Este foi o último e até agora mais objetivo debate. Moderado de forma precisa e soberana pelo apresentador da Fox Chris Wallace. Ele mostrou que a realização de um debate presidencial pela primeira vez pela emissora conservadora foi uma decisão acertada. Para aqueles que acham não valer a pena gastar 90 minutos da própria vida para ver o debate, basta as declarações finais dos dois candidatos.

Elas são suficientes para dar uma impressão sobre suas qualificações. A chamada do moderador veio sem aviso. E enquanto Hillary Clinton forneceu, confiante, um resumo conciso da sua agenda política, Donald Trump cambaleou sem estrutura de um assunto para outro.

Como durante o debate, ele não apresentou nenhum plano de como pretende implementar suas promessas. Mas acha sempre um culpado para todos os males nos EUA e em grande parte do mundo. E esse culpado atende pelo nome de Hillary Clinton. Culpar os outros pelas derrotas – essa é característica desse homem. E isso é perigoso – para  muito além do dia da eleição.

Pode-se culpar Trump por muita coisa. Mas ele não é assim tão alienado a ponto de não saber que não consegue mais vencer esta eleição. Sua preparação insuficiente para os grandes debates de TV, aliada às permanentes humilhações por parte de membros do próprio partido, faz com que alguns aqui nos EUA acreditem que ele nunca esteve realmente muito disposto a assumir o cansativo gabinete presidencial. Desde o início, ele queria – suspeitam  democratas e republicanos – apenas tornar a marca "Trump" mais conhecida e, com isso, mais valiosa.

Talvez seja assim mesmo. E se Trump fosse um político com estilo e decência, isso seria algo com que o Partido Republicano precisaria se preocupar. Como é possível que tal charlatão possa ter conseguido capturar o partido de um Abraham Lincoln.

Mas Trump não tem nem decência nem respeito. Nem mesmo em relação às regras básicas da democracia. Seu narcisismo patológico o impede de reconhecer uma derrota como tal. Assim, ele prepara há semanas sua campanha de batalha. Caso fracasse, o sistema, segundo ele infiltrado e corrupto, será o culpado.

E com isso, ele consegue ser ouvido pelo "movimento Trump", o núcleo duro de seus seguidores.
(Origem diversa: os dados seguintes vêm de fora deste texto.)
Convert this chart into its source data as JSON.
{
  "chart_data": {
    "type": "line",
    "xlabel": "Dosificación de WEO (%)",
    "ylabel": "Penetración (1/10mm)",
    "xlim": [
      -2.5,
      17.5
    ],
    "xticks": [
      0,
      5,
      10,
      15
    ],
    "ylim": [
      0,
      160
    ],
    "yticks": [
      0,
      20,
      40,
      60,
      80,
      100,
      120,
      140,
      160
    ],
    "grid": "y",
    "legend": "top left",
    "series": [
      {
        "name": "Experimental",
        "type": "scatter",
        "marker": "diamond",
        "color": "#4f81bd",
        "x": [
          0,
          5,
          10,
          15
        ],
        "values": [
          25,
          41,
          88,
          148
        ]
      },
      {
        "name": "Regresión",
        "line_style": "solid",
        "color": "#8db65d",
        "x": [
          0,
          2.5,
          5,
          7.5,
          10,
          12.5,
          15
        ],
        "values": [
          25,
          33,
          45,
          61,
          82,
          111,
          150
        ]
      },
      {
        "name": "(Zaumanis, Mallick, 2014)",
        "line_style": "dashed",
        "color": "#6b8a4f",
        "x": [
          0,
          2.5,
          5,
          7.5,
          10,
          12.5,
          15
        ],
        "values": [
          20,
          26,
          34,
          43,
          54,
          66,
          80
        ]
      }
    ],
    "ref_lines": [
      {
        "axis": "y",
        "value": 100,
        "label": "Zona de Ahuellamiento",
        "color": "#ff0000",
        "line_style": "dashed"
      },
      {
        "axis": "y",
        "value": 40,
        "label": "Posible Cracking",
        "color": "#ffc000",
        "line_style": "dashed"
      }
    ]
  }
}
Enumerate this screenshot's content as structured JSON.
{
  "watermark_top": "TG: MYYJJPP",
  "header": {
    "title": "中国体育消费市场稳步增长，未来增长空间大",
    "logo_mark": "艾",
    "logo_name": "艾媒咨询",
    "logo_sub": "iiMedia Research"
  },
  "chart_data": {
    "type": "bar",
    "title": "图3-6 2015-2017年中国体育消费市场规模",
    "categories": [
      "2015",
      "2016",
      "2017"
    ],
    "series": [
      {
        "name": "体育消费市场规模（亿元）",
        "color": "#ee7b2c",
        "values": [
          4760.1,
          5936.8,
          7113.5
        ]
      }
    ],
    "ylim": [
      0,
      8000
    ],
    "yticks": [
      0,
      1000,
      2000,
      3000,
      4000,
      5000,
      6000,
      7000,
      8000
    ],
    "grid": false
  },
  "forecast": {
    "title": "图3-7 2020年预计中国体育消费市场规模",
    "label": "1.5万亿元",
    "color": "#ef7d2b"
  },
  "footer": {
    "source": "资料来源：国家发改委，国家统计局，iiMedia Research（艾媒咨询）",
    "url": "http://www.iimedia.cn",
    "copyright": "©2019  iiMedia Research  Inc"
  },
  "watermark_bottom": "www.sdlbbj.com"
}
Por aqueles que há muito não têm mais confiança no governo em Washington, para aqueles que agarram qualquer oportunidade para se deixarem levar por teorias da conspiração e que fazem dos "outros" os responsáveis por seus próprios fracassos. Trump tem feito muito em sua campanha para aumentar o abismo entre "nós" e estes "outros".

O imutável consenso mínimo de qualquer democracia é que a vontade da maioria dos eleitores é reconhecida. Trump está prestes a minar esta fundação. E nas mídias sociais, ele encontra os espaços de ressonância perfeitos para suas teorias da conspiração. Não só Hillary Clinton precisaria, como presidente, encontrar uma forma de lidar com isso. Até mesmo – e especialmente – os republicanos precisam decidir como pretendem pôr de volta na lâmpada esse gênio antidemocrático, que eles mesmos tornaram possível através de sua política de boicote dos últimos anos.

Na essência, a questão é se a América branca e cristã está preparada para aceitar as alterações demográficas. Se está disposta a aceitar o fato de que de minorias surgem novas maiorias que tomarão outras decisões.

Com Trump, foi criado um barril de pólvora que coloca em questão uma ordem social testada durante séculos. E isso é, realmente, um perigo que vai muito além da figura de Donald Trump.